(I originally reviewed this in 2008, but thought it was worth reposting, for obvious reasons. — MF) In World Made By Hand (2008) by James Howard Kunstler, the population of the United States (and most likely, the world) has been decimated by an energy shortage, starvation, plagues, terrorism, and global warming. The story takes place in an unspecified time in the near future (I’m guessing it’s around 2025 or so). Kunstler is the author of the non-fiction book The Long Emergency: Surviving the End of Oil, Climate Change, and Other Converging Catastrophes of the Twenty-First Century, and World Made by Hand is a fictional account of what life might be like if things go the way he describes them in Long Emergency. (Here’s a TED video of Kunstler from 2004. Thanks, Erik!)
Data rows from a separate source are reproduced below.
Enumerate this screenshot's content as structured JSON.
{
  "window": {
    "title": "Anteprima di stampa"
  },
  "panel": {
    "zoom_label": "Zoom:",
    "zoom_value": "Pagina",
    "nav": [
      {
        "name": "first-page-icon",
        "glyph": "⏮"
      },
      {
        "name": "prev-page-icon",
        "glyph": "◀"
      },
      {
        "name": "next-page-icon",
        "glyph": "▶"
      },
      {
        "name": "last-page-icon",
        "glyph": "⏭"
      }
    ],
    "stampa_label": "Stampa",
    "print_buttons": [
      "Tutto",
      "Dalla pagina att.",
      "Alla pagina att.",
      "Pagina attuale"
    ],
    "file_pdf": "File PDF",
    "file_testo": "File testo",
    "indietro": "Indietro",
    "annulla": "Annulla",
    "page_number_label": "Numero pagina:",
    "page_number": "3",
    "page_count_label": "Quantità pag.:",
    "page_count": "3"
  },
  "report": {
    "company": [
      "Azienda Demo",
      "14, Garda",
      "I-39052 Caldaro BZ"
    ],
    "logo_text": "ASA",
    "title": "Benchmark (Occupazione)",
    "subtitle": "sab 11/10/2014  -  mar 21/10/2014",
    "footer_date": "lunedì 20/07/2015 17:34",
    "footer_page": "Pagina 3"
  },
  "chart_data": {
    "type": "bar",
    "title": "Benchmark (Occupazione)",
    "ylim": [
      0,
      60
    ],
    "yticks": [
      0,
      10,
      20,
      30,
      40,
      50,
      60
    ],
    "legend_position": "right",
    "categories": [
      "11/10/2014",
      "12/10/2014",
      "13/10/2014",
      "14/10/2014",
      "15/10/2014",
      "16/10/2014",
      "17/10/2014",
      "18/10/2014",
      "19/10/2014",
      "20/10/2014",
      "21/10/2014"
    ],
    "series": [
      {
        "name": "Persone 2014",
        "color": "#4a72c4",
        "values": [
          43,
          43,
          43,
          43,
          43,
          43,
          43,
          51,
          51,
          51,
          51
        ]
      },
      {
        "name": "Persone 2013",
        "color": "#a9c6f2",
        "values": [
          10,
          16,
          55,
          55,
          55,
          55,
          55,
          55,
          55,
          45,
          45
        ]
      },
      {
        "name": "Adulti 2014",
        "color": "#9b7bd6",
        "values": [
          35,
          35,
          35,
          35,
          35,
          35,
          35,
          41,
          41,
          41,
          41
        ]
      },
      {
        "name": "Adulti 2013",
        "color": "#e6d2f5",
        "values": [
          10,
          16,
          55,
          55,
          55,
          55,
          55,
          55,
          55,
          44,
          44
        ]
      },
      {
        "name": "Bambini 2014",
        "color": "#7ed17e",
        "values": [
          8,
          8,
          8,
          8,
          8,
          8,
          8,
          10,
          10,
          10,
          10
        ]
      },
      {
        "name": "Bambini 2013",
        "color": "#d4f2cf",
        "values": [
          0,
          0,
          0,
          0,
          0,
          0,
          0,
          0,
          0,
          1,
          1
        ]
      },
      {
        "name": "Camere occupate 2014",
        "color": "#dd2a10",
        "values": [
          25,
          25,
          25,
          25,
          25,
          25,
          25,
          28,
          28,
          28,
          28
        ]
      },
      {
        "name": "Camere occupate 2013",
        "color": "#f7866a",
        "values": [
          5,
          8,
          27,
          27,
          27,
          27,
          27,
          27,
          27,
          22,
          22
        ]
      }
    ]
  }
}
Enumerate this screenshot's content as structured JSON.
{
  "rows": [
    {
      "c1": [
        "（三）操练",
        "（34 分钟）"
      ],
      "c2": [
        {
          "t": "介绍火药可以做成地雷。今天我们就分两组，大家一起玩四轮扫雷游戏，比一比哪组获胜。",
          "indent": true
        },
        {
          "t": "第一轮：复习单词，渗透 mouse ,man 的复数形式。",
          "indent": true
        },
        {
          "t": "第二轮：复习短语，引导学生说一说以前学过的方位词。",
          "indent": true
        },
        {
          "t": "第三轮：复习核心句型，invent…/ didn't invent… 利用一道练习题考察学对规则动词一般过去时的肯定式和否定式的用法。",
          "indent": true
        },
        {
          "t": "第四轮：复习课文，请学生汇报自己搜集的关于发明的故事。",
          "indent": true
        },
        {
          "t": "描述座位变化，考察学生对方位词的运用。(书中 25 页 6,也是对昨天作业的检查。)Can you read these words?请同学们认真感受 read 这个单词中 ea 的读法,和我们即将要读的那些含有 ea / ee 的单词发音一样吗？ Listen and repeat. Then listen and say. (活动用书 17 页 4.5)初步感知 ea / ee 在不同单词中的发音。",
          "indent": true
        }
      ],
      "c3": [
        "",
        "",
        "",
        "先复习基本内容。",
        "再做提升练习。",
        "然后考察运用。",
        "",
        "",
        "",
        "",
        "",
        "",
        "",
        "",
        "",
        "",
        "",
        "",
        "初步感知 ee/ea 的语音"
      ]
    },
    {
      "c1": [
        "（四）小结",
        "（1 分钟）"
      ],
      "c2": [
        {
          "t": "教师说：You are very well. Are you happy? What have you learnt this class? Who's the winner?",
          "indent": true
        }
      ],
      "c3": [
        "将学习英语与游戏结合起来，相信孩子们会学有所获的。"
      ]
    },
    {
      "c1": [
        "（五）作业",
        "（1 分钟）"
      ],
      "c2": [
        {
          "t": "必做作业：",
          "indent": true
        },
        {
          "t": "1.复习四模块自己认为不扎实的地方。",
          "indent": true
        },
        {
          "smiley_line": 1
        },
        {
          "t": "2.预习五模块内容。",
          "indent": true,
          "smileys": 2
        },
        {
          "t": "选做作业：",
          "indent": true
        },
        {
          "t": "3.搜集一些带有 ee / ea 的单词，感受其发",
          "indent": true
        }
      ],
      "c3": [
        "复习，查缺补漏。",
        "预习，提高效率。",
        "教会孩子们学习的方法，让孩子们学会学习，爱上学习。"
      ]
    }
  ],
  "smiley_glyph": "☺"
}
The story is told by Robert Earle, who used to be a software executive. Now he’s a hand-tool using carpenter living in a town in upstate New York without Internet, TV, or newspapers. The electricity comes on every couple of weeks for a few minutes at a time. When that happens, nothing’s on the radio but hysterical religious talk. Rumors of goings-on in the rest of the world are vague.
There’s no fuel or rubber tires left for cars, and even if there were, the roads and bridges are shot. Earle can’t afford a horse or donkey, so when he needs to buy carpentry supplies, he takes his hand cart to a compound on the outskirts of town called Karptown. It’s a trailer park next to the dump that’s been taken over by a dangerous gang of former bikers and motorheads who roam the neighborhoods salvaging scrap materials from abandoned houses and buildings.
The town is loosely run by a group of 15 men (no women, which is one instance of some offputting mantasy elements throughout the book) who half-heartedly try to maintain law and order, which is hard because no one wants to stand up to troublemakers like the folks at Karptown, who conduct occasional raids on people’s homes.
The story kicks off when Earle (who lost his wife and daughter in the plague and hasn’t seen his 19-year-old son since the boy took off a couple of years earlier to find out what’s happened in the rest of the country) is elected mayor and joins a search party to look for a freight boat and its crew, which disappeared on its way to Albany. Their horse-mounted odyssey takes them on a tour through a post-apocalyptic world of insanity, greed, kindness, corruption, and ingenuity.
While life in Kunstler’s world is lawless and harsh and populated with opportunistic characters that make Boss Tweed look like Glinda the Good, it’s not without charms. Local communities are active and productive. Neighbors all know each other and look after one another. People grow and trade their own produce and livestock, and meals are tasty — lots of buttery corn bread, eggs, chicken, vegetables, streaks, fish. They get together and play music a lot, and because people aren’t stuck in their living rooms watching TV, they actually attend live performances.
No one can predict the future, and I doubt our future will be much like the one depicted here, but I think Kunstler has described a plausible future that’s worth considering.